Citing nearly-flat year-over-year home price figures from CoreLogic in March, researchers said, "While too soon to tell with confidence, the worst may be over."
Nevertheless, researchers stressed that overly restrictive credit standards are preventing many would-be homebuyers from benefiting from historical affordability and record-low mortgage interest rates. Citing results from the Federal Reserve’s survey of senior loan officers, researchers noted that banks "have tightened underwriting standards every quarter from late 2006 through mid-2010, with very little easing since then."
While the overall denial rate for conventional home purchase loan applications rose from 15 percent to 17 percent between 2004 and 2010, that increase does not reflect varying denial rates by type of borrower, researchers said.
"In fact, loan application denial rates for Hispanics were up eight percentage points (from 19 percent to 27 percent) over this period, while those for blacks jumped 15 percentage points (from 23 percent to 38 percent)," the report said.
"In contrast, rates for white borrowers climbed just three percentage points (from 12 percent to 15 percent). The small increase in the overall denial rate reflects the fact that whites made up 52 percent of applicants in 2004 but 67 percent in 2010."

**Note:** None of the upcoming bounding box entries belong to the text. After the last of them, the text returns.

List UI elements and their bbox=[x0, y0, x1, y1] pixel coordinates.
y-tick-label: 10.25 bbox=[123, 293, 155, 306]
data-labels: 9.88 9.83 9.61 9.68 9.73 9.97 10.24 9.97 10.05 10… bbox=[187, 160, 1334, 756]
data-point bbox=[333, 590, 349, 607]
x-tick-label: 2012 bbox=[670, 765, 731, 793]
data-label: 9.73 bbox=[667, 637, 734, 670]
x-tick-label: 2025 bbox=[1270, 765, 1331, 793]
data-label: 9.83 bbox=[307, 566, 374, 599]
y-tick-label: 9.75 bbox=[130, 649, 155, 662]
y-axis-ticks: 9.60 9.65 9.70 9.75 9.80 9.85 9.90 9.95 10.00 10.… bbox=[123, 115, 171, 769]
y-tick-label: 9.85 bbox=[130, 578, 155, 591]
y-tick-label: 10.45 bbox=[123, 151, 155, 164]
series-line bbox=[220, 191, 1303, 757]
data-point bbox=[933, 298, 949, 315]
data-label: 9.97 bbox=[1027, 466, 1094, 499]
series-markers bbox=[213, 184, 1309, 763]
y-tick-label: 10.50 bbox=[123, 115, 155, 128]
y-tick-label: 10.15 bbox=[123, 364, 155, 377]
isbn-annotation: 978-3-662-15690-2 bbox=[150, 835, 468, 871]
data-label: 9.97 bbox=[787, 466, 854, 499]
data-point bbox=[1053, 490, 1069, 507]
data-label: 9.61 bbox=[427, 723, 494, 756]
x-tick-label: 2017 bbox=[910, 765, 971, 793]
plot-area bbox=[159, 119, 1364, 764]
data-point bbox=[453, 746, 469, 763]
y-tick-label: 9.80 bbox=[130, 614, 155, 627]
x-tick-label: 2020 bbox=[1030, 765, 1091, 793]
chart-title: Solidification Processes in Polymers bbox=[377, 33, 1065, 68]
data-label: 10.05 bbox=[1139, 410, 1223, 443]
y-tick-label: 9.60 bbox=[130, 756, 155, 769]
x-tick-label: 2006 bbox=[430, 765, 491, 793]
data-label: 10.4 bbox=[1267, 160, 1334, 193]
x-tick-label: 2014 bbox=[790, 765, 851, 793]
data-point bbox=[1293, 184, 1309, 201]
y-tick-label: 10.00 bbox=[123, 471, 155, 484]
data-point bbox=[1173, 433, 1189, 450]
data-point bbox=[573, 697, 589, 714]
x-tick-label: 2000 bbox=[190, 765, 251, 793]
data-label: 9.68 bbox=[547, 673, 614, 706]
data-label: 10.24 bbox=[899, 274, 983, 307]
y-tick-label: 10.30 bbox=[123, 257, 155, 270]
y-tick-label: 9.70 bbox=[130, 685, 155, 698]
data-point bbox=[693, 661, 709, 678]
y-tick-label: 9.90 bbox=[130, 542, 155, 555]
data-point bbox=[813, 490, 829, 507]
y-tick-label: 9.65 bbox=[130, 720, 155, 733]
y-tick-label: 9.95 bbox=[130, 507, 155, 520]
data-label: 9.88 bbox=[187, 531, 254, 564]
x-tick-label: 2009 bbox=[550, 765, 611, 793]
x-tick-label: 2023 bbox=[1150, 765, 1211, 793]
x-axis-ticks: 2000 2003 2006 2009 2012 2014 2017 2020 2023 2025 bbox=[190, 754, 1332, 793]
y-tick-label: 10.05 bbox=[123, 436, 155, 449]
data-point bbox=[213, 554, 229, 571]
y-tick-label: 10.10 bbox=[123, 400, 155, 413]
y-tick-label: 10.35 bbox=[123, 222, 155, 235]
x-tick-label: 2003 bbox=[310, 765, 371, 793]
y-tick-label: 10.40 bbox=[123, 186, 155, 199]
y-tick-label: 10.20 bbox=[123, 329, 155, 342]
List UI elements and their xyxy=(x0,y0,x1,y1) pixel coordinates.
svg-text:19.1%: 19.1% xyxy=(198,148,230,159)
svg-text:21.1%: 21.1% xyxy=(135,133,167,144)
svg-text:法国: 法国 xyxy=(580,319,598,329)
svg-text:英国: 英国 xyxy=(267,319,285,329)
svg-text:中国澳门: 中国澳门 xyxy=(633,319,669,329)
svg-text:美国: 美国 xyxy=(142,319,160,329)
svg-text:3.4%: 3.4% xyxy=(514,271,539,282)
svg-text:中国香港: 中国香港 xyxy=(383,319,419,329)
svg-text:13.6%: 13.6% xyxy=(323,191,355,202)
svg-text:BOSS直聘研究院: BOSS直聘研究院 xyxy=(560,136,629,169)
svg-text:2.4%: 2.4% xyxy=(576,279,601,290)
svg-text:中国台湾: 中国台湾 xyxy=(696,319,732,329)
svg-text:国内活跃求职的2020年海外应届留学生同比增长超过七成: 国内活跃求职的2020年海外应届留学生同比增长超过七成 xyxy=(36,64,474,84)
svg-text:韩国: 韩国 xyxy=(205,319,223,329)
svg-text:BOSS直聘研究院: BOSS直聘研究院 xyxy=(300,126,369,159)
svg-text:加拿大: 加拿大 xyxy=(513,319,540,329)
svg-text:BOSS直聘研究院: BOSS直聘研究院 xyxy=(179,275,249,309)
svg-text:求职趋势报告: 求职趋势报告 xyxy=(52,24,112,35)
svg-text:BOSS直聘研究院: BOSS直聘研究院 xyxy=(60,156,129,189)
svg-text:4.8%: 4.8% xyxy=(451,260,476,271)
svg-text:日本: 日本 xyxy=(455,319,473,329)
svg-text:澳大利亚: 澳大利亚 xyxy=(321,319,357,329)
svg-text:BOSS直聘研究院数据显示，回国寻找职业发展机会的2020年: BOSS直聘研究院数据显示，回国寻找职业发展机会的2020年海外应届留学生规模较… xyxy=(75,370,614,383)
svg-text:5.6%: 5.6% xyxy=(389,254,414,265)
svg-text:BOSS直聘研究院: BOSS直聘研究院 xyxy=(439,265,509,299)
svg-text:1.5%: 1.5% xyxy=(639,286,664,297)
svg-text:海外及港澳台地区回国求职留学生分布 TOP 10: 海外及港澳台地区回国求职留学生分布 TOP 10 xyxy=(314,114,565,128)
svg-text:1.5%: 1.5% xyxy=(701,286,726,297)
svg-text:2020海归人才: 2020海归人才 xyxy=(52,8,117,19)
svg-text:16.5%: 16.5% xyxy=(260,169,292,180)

Furthermore, many households with tarnished credit may not even apply for mortgages for fear of higher borrowing costs or of not qualifying at all. Citing figures from CoreLogic, researchers noted that home purchase loans to borrowers with credit scores below 620 had fallen 93 percent between 2008 and 2011 compared to a 30 percent decline to borrowers above that score in that time period.
"The availability of mortgage financing for young buyers with limited cash, other debts, and less than stellar credit is far from certain. Since the market meltdown, underwriting has become much more restrictive," the report said.
"So far, (the Federal Housing Administration) and state housing finance agencies have served a vital role in supporting low-down payment loans for homebuyers with all but the lowest credit scores. But even FHA is now raising its premiums to shore up its financial position and to encourage the return of private capital to the market.
"With key mortgage lending regulations still undefined, it remains to be seen to what extent and under what terms lenders will make credit available to lower-income and lower-wealth borrowers."
Lending has also dropped at the neighborhood level, particularly in areas hardest-hit by foreclosures. Citing data from Lender Processing Services (LPS), researchers noted that mortgage lending fell 26 percent in "minimally distressed" neighborhoods between 2004 and 2010, compared to 56 percent in "moderately distressed" neighborhoods, and 74 percent in the "most distressed" neighborhoods.
"The blight in these neighborhoods is likely to linger for years to come. Moreover, without access to credit, many current owners in these communities are unable to fund home improvements or refinance into more affordable mortgages, while potential buyers are locked out of ownership," the report said.